Anaerobic treatment of organic waste – example from Brazil
Fermenting organic residues is one alternative for waste recycling which produces biogas – a valuable energy carrier. Although biowaste fermentation plants are widespread in Germany, this technology is not used in Brazil. In Brazil, household waste is usually collected with other waste and used for landfill. Up to two thirds of Brazilian household waste consists of organic material. The energy content is not currently utilized by converting the valuable organic component of waste to biogas.

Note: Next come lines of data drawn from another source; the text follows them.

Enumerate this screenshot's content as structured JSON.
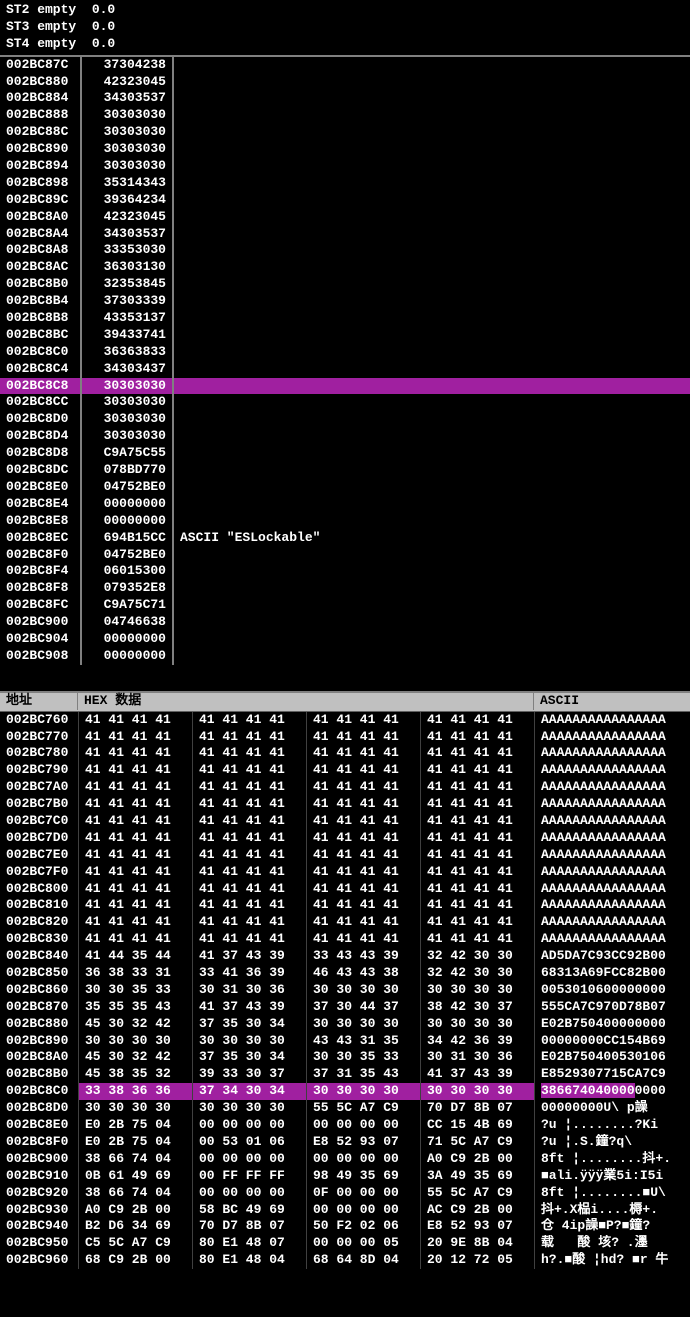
{
  "registers": [
    "ST2 empty  0.0",
    "ST3 empty  0.0",
    "ST4 empty  0.0"
  ],
  "disassembly": {
    "highlight_addr": "002BC8C8",
    "rows": [
      {
        "addr": "002BC87C",
        "bytes": "37304238",
        "comment": ""
      },
      {
        "addr": "002BC880",
        "bytes": "42323045",
        "comment": ""
      },
      {
        "addr": "002BC884",
        "bytes": "34303537",
        "comment": ""
      },
      {
        "addr": "002BC888",
        "bytes": "30303030",
        "comment": ""
      },
      {
        "addr": "002BC88C",
        "bytes": "30303030",
        "comment": ""
      },
      {
        "addr": "002BC890",
        "bytes": "30303030",
        "comment": ""
      },
      {
        "addr": "002BC894",
        "bytes": "30303030",
        "comment": ""
      },
      {
        "addr": "002BC898",
        "bytes": "35314343",
        "comment": ""
      },
      {
        "addr": "002BC89C",
        "bytes": "39364234",
        "comment": ""
      },
      {
        "addr": "002BC8A0",
        "bytes": "42323045",
        "comment": ""
      },
      {
        "addr": "002BC8A4",
        "bytes": "34303537",
        "comment": ""
      },
      {
        "addr": "002BC8A8",
        "bytes": "33353030",
        "comment": ""
      },
      {
        "addr": "002BC8AC",
        "bytes": "36303130",
        "comment": ""
      },
      {
        "addr": "002BC8B0",
        "bytes": "32353845",
        "comment": ""
      },
      {
        "addr": "002BC8B4",
        "bytes": "37303339",
        "comment": ""
      },
      {
        "addr": "002BC8B8",
        "bytes": "43353137",
        "comment": ""
      },
      {
        "addr": "002BC8BC",
        "bytes": "39433741",
        "comment": ""
      },
      {
        "addr": "002BC8C0",
        "bytes": "36363833",
        "comment": ""
      },
      {
        "addr": "002BC8C4",
        "bytes": "34303437",
        "comment": ""
      },
      {
        "addr": "002BC8C8",
        "bytes": "30303030",
        "comment": ""
      },
      {
        "addr": "002BC8CC",
        "bytes": "30303030",
        "comment": ""
      },
      {
        "addr": "002BC8D0",
        "bytes": "30303030",
        "comment": ""
      },
      {
        "addr": "002BC8D4",
        "bytes": "30303030",
        "comment": ""
      },
      {
        "addr": "002BC8D8",
        "bytes": "C9A75C55",
        "comment": ""
      },
      {
        "addr": "002BC8DC",
        "bytes": "078BD770",
        "comment": ""
      },
      {
        "addr": "002BC8E0",
        "bytes": "04752BE0",
        "comment": ""
      },
      {
        "addr": "002BC8E4",
        "bytes": "00000000",
        "comment": ""
      },
      {
        "addr": "002BC8E8",
        "bytes": "00000000",
        "comment": ""
      },
      {
        "addr": "002BC8EC",
        "bytes": "694B15CC",
        "comment": "ASCII \"ESLockable\""
      },
      {
        "addr": "002BC8F0",
        "bytes": "04752BE0",
        "comment": ""
      },
      {
        "addr": "002BC8F4",
        "bytes": "06015300",
        "comment": ""
      },
      {
        "addr": "002BC8F8",
        "bytes": "079352E8",
        "comment": ""
      },
      {
        "addr": "002BC8FC",
        "bytes": "C9A75C71",
        "comment": ""
      },
      {
        "addr": "002BC900",
        "bytes": "04746638",
        "comment": ""
      },
      {
        "addr": "002BC904",
        "bytes": "00000000",
        "comment": ""
      },
      {
        "addr": "002BC908",
        "bytes": "00000000",
        "comment": ""
      }
    ]
  },
  "hex_header": {
    "addr_label": "地址",
    "hex_label": "HEX 数据",
    "ascii_label": "ASCII"
  },
  "hex_dump": {
    "highlight_addr": "002BC8C0",
    "rows": [
      {
        "addr": "002BC760",
        "b": [
          "41 41 41 41",
          "41 41 41 41",
          "41 41 41 41",
          "41 41 41 41"
        ],
        "a": "AAAAAAAAAAAAAAAA"
      },
      {
        "addr": "002BC770",
        "b": [
          "41 41 41 41",
          "41 41 41 41",
          "41 41 41 41",
          "41 41 41 41"
        ],
        "a": "AAAAAAAAAAAAAAAA"
      },
      {
        "addr": "002BC780",
        "b": [
          "41 41 41 41",
          "41 41 41 41",
          "41 41 41 41",
          "41 41 41 41"
        ],
        "a": "AAAAAAAAAAAAAAAA"
      },
      {
        "addr": "002BC790",
        "b": [
          "41 41 41 41",
          "41 41 41 41",
          "41 41 41 41",
          "41 41 41 41"
        ],
        "a": "AAAAAAAAAAAAAAAA"
      },
      {
        "addr": "002BC7A0",
        "b": [
          "41 41 41 41",
          "41 41 41 41",
          "41 41 41 41",
          "41 41 41 41"
        ],
        "a": "AAAAAAAAAAAAAAAA"
      },
      {
        "addr": "002BC7B0",
        "b": [
          "41 41 41 41",
          "41 41 41 41",
          "41 41 41 41",
          "41 41 41 41"
        ],
        "a": "AAAAAAAAAAAAAAAA"
      },
      {
        "addr": "002BC7C0",
        "b": [
          "41 41 41 41",
          "41 41 41 41",
          "41 41 41 41",
          "41 41 41 41"
        ],
        "a": "AAAAAAAAAAAAAAAA"
      },
      {
        "addr": "002BC7D0",
        "b": [
          "41 41 41 41",
          "41 41 41 41",
          "41 41 41 41",
          "41 41 41 41"
        ],
        "a": "AAAAAAAAAAAAAAAA"
      },
      {
        "addr": "002BC7E0",
        "b": [
          "41 41 41 41",
          "41 41 41 41",
          "41 41 41 41",
          "41 41 41 41"
        ],
        "a": "AAAAAAAAAAAAAAAA"
      },
      {
        "addr": "002BC7F0",
        "b": [
          "41 41 41 41",
          "41 41 41 41",
          "41 41 41 41",
          "41 41 41 41"
        ],
        "a": "AAAAAAAAAAAAAAAA"
      },
      {
        "addr": "002BC800",
        "b": [
          "41 41 41 41",
          "41 41 41 41",
          "41 41 41 41",
          "41 41 41 41"
        ],
        "a": "AAAAAAAAAAAAAAAA"
      },
      {
        "addr": "002BC810",
        "b": [
          "41 41 41 41",
          "41 41 41 41",
          "41 41 41 41",
          "41 41 41 41"
        ],
        "a": "AAAAAAAAAAAAAAAA"
      },
      {
        "addr": "002BC820",
        "b": [
          "41 41 41 41",
          "41 41 41 41",
          "41 41 41 41",
          "41 41 41 41"
        ],
        "a": "AAAAAAAAAAAAAAAA"
      },
      {
        "addr": "002BC830",
        "b": [
          "41 41 41 41",
          "41 41 41 41",
          "41 41 41 41",
          "41 41 41 41"
        ],
        "a": "AAAAAAAAAAAAAAAA"
      },
      {
        "addr": "002BC840",
        "b": [
          "41 44 35 44",
          "41 37 43 39",
          "33 43 43 39",
          "32 42 30 30"
        ],
        "a": "AD5DA7C93CC92B00"
      },
      {
        "addr": "002BC850",
        "b": [
          "36 38 33 31",
          "33 41 36 39",
          "46 43 43 38",
          "32 42 30 30"
        ],
        "a": "68313A69FCC82B00"
      },
      {
        "addr": "002BC860",
        "b": [
          "30 30 35 33",
          "30 31 30 36",
          "30 30 30 30",
          "30 30 30 30"
        ],
        "a": "0053010600000000"
      },
      {
        "addr": "002BC870",
        "b": [
          "35 35 35 43",
          "41 37 43 39",
          "37 30 44 37",
          "38 42 30 37"
        ],
        "a": "555CA7C970D78B07"
      },
      {
        "addr": "002BC880",
        "b": [
          "45 30 32 42",
          "37 35 30 34",
          "30 30 30 30",
          "30 30 30 30"
        ],
        "a": "E02B750400000000"
      },
      {
        "addr": "002BC890",
        "b": [
          "30 30 30 30",
          "30 30 30 30",
          "43 43 31 35",
          "34 42 36 39"
        ],
        "a": "00000000CC154B69"
      },
      {
        "addr": "002BC8A0",
        "b": [
          "45 30 32 42",
          "37 35 30 34",
          "30 30 35 33",
          "30 31 30 36"
        ],
        "a": "E02B750400530106"
      },
      {
        "addr": "002BC8B0",
        "b": [
          "45 38 35 32",
          "39 33 30 37",
          "37 31 35 43",
          "41 37 43 39"
        ],
        "a": "E8529307715CA7C9"
      },
      {
        "addr": "002BC8C0",
        "b": [
          "33 38 36 36",
          "37 34 30 34",
          "30 30 30 30",
          "30 30 30 30"
        ],
        "a": "3866740400000000"
      },
      {
        "addr": "002BC8D0",
        "b": [
          "30 30 30 30",
          "30 30 30 30",
          "55 5C A7 C9",
          "70 D7 8B 07"
        ],
        "a": "00000000U\\ p譟"
      },
      {
        "addr": "002BC8E0",
        "b": [
          "E0 2B 75 04",
          "00 00 00 00",
          "00 00 00 00",
          "CC 15 4B 69"
        ],
        "a": "?u ¦........?Ki"
      },
      {
        "addr": "002BC8F0",
        "b": [
          "E0 2B 75 04",
          "00 53 01 06",
          "E8 52 93 07",
          "71 5C A7 C9"
        ],
        "a": "?u ¦.S.鐘?q\\"
      },
      {
        "addr": "002BC900",
        "b": [
          "38 66 74 04",
          "00 00 00 00",
          "00 00 00 00",
          "A0 C9 2B 00"
        ],
        "a": "8ft ¦........抖+."
      },
      {
        "addr": "002BC910",
        "b": [
          "0B 61 49 69",
          "00 FF FF FF",
          "98 49 35 69",
          "3A 49 35 69"
        ],
        "a": "■ali.ÿÿÿ業5i:I5i"
      },
      {
        "addr": "002BC920",
        "b": [
          "38 66 74 04",
          "00 00 00 00",
          "0F 00 00 00",
          "55 5C A7 C9"
        ],
        "a": "8ft ¦........■U\\"
      },
      {
        "addr": "002BC930",
        "b": [
          "A0 C9 2B 00",
          "58 BC 49 69",
          "00 00 00 00",
          "AC C9 2B 00"
        ],
        "a": "抖+.X榀i....槈+."
      },
      {
        "addr": "002BC940",
        "b": [
          "B2 D6 34 69",
          "70 D7 8B 07",
          "50 F2 02 06",
          "E8 52 93 07"
        ],
        "a": "仓 4ip譟■P?■鐘?"
      },
      {
        "addr": "002BC950",
        "b": [
          "C5 5C A7 C9",
          "80 E1 48 07",
          "00 00 00 05",
          "20 9E 8B 04"
        ],
        "a": "载   酸 垓? .濹 "
      },
      {
        "addr": "002BC960",
        "b": [
          "68 C9 2B 00",
          "80 E1 48 04",
          "68 64 8D 04",
          "20 12 72 05"
        ],
        "a": "h?.■酸 ¦hd? ■r 牛"
      }
    ]
  }
}
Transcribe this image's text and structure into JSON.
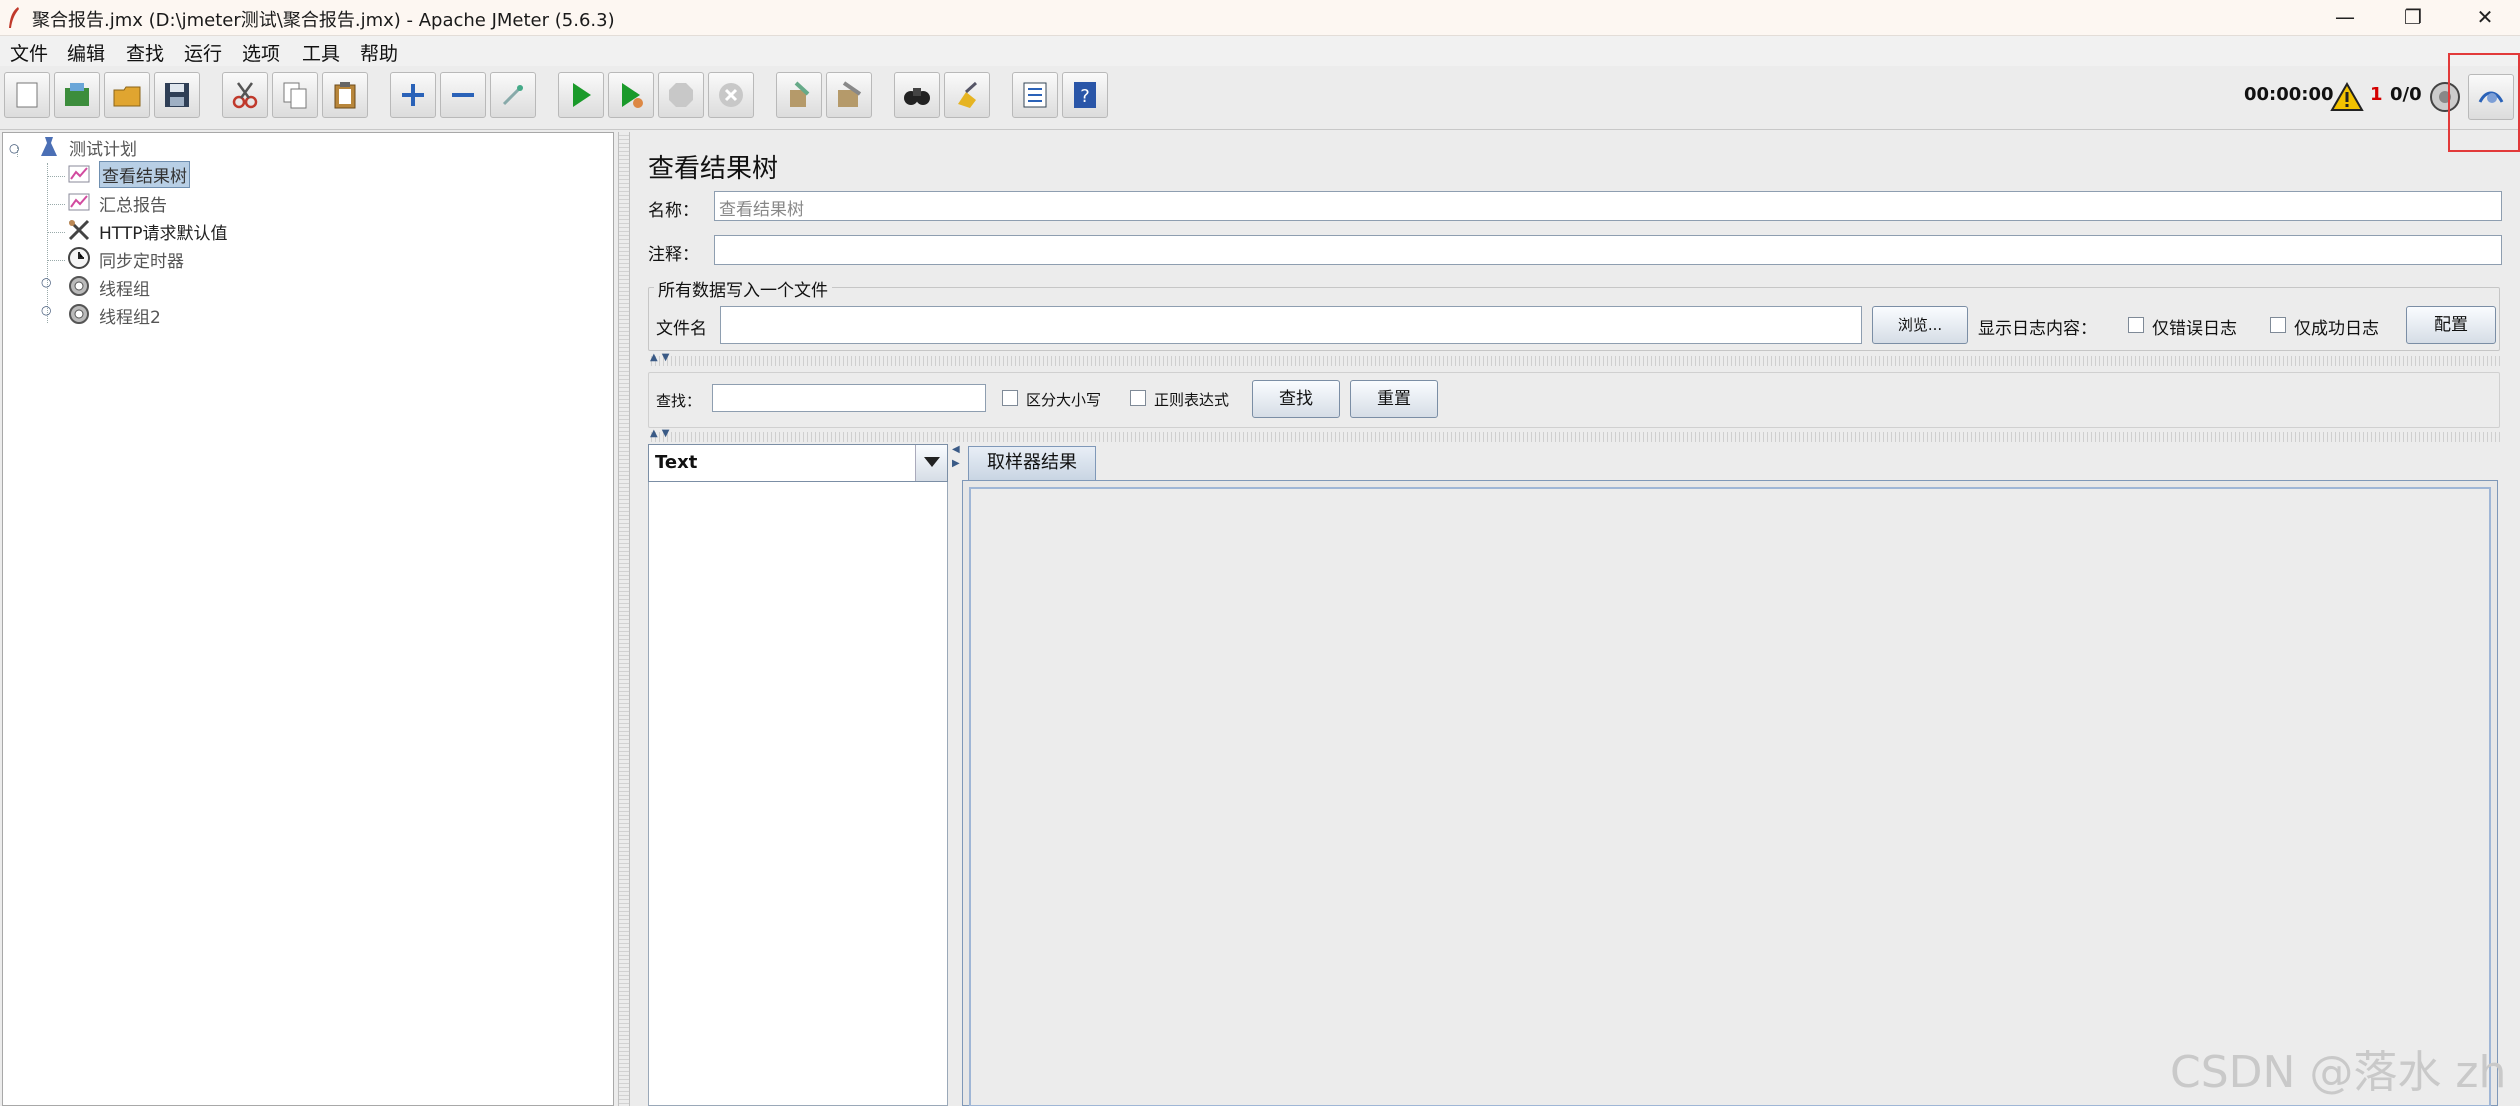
{
  "window": {
    "title": "聚合报告.jmx (D:\\jmeter测试\\聚合报告.jmx) - Apache JMeter (5.6.3)",
    "minimize": "—",
    "restore": "❐",
    "close": "✕"
  },
  "menu": [
    "文件",
    "编辑",
    "查找",
    "运行",
    "选项",
    "工具",
    "帮助"
  ],
  "toolbar": {
    "buttons": [
      "new-icon",
      "templates-icon",
      "open-icon",
      "save-icon",
      "cut-icon",
      "copy-icon",
      "paste-icon",
      "expand-icon",
      "collapse-icon",
      "toggle-icon",
      "start-icon",
      "start-no-pause-icon",
      "stop-icon",
      "shutdown-icon",
      "clear-icon",
      "clear-all-icon",
      "search-icon",
      "reset-search-icon",
      "function-helper-icon",
      "help-icon"
    ],
    "timer": "00:00:00",
    "warning_count": "1",
    "threads": "0/0"
  },
  "tree": {
    "items": [
      {
        "label": "测试计划",
        "icon": "test-plan-icon"
      },
      {
        "label": "查看结果树",
        "icon": "listener-icon",
        "selected": true
      },
      {
        "label": "汇总报告",
        "icon": "listener-icon"
      },
      {
        "label": "HTTP请求默认值",
        "icon": "config-tools-icon"
      },
      {
        "label": "同步定时器",
        "icon": "timer-icon"
      },
      {
        "label": "线程组",
        "icon": "thread-group-icon"
      },
      {
        "label": "线程组2",
        "icon": "thread-group-icon"
      }
    ]
  },
  "panel": {
    "title": "查看结果树",
    "name_label": "名称：",
    "name_value": "查看结果树",
    "comment_label": "注释：",
    "comment_value": "",
    "file_group_title": "所有数据写入一个文件",
    "filename_label": "文件名",
    "filename_value": "",
    "browse_button": "浏览...",
    "log_content_label": "显示日志内容：",
    "errors_only": "仅错误日志",
    "success_only": "仅成功日志",
    "configure_button": "配置",
    "search_label": "查找：",
    "search_value": "",
    "case_sensitive": "区分大小写",
    "regex": "正则表达式",
    "find_button": "查找",
    "reset_button": "重置",
    "renderer_value": "Text",
    "result_tab": "取样器结果"
  },
  "colors": {
    "selection": "#b8cfe5",
    "highlight_box": "#e23a3a",
    "start_green": "#1a9a2a"
  },
  "watermark": "CSDN @落水 zh"
}
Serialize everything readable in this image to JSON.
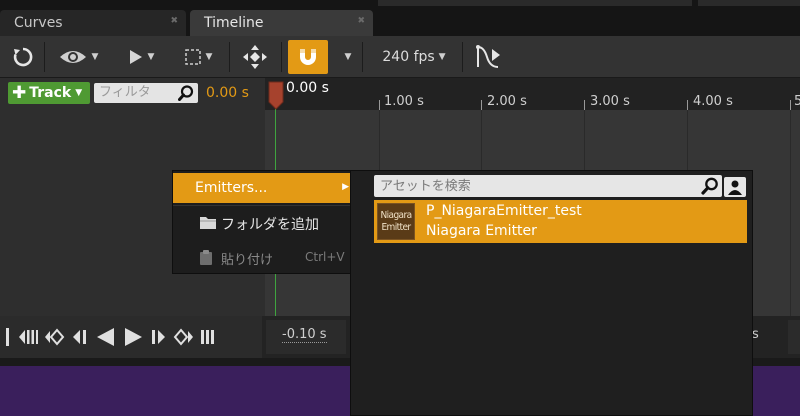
{
  "tabs": [
    {
      "label": "Curves",
      "active": false
    },
    {
      "label": "Timeline",
      "active": true
    }
  ],
  "toolbar": {
    "fps_label": "240 fps",
    "snap_active": true,
    "accent_color": "#e39a15"
  },
  "track": {
    "add_label": "Track",
    "filter_placeholder": "フィルタ",
    "current_time": "0.00 s"
  },
  "ruler": {
    "current_time_label": "0.00 s",
    "ticks": [
      "1.00 s",
      "2.00 s",
      "3.00 s",
      "4.00 s",
      "5"
    ]
  },
  "transport": {
    "range_start": "-0.10 s",
    "range_end_fragment": "s"
  },
  "context_menu": {
    "items": [
      {
        "label": "Emitters...",
        "highlighted": true,
        "has_submenu": true
      },
      {
        "label": "フォルダを追加",
        "icon": "folder-icon"
      },
      {
        "label": "貼り付け",
        "shortcut": "Ctrl+V",
        "disabled": true,
        "icon": "clipboard-icon"
      }
    ]
  },
  "asset_picker": {
    "search_placeholder": "アセットを検索",
    "assets": [
      {
        "name": "P_NiagaraEmitter_test",
        "type": "Niagara Emitter",
        "thumb_line1": "Niagara",
        "thumb_line2": "Emitter",
        "selected": true
      }
    ]
  }
}
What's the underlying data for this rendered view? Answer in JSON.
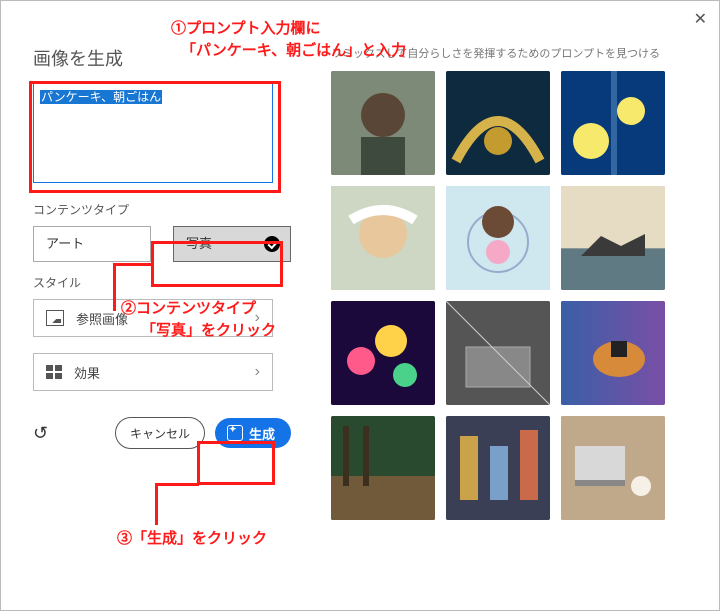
{
  "window": {
    "close": "✕"
  },
  "left": {
    "title": "画像を生成",
    "prompt_value": "パンケーキ、朝ごはん",
    "content_type_label": "コンテンツタイプ",
    "type_art": "アート",
    "type_photo": "写真",
    "style_label": "スタイル",
    "ref_image": "参照画像",
    "effects": "効果",
    "cancel": "キャンセル",
    "generate": "生成"
  },
  "right": {
    "subtitle": "リミックスして自分らしさを発揮するためのプロンプトを見つける"
  },
  "annotations": {
    "a1_line1": "①プロンプト入力欄に",
    "a1_line2": "「パンケーキ、朝ごはん」と入力",
    "a2_line1": "②コンテンツタイプ",
    "a2_line2": "「写真」をクリック",
    "a3": "③「生成」をクリック"
  }
}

Biogas and fertilizer from kitchen waste
Fraunhofer IGB has built a bioreactor plant for the fermentation of organic waste as part of the BMBF (German Federal Ministry for Education and Research) funded research project "Decentralized Water Supply and Disposal in Association with Energy Recovery, Taking into Consideration Aspects of Hygiene for the Region of Piracicaba" at the Departamento de Água e Esgoto (DAE) in Americana, a town in the state of São Paulo.
This is being used for teaching and training purposes as well as for determining fundamental data. The plant is used for the anaerobic fermentation of kitchen waste produced by the canteen at the waterworks at DAE. During anaerobic conversion, the quantity of remaining organic material is considerably reduced. Since phosphorous, nitrogen and mineral salts survive the anaerobic conversion process, the plant outputs valuable fertilizers. The biogas produced is a regenerative energy carrier which can be used in almost exactly the same way as natural gas.
Operation principle of biowaste fermentation plant
Figure 1 shows the schematic representation of a biowaste fermentation plant. To operate, water is added to the fermentation material to about 10% solids, mixed using a mixer and stored in a storage tank B01. The agitator mixes the contents of the tank before and while it is conveyed to the reactor. The feed pump P01 (single screw pump) periodically charges the bioreactor with the mixed organic waste several times a day. The charge in the bioreactor B02 is mixed by injecting gas. The hydraulic residence time in the bioreactor is about 10 days. The temperature in the bioreactor is thermostatically controlled at approximately 30 to 37°C using a heating/cooling thermostat since this is the optimum temperature range for an anaerobic mixed population of micro-organisms to work. The quantity of biogas formed is recorded by a gas meter. Overall control of the bioreactor plant is maintained using a programmable logic controller (PLC).
The plant has been installed directly next to the environmental training center of DAE. An excursion to the biodigestor (Figure 2) took place 18 October during the "1O Seminário Internacional de Biotecnologia" arranged by the Universidade Metodista de Piracicaba and Fraunhofer IGB.
The "Decentralized Water Supply and Disposal in Association with Energy Recovery, Taking into Consideration Aspects of Hygiene for the Region of Piracicaba" research project is funded by the Federal Ministry of Education and Research.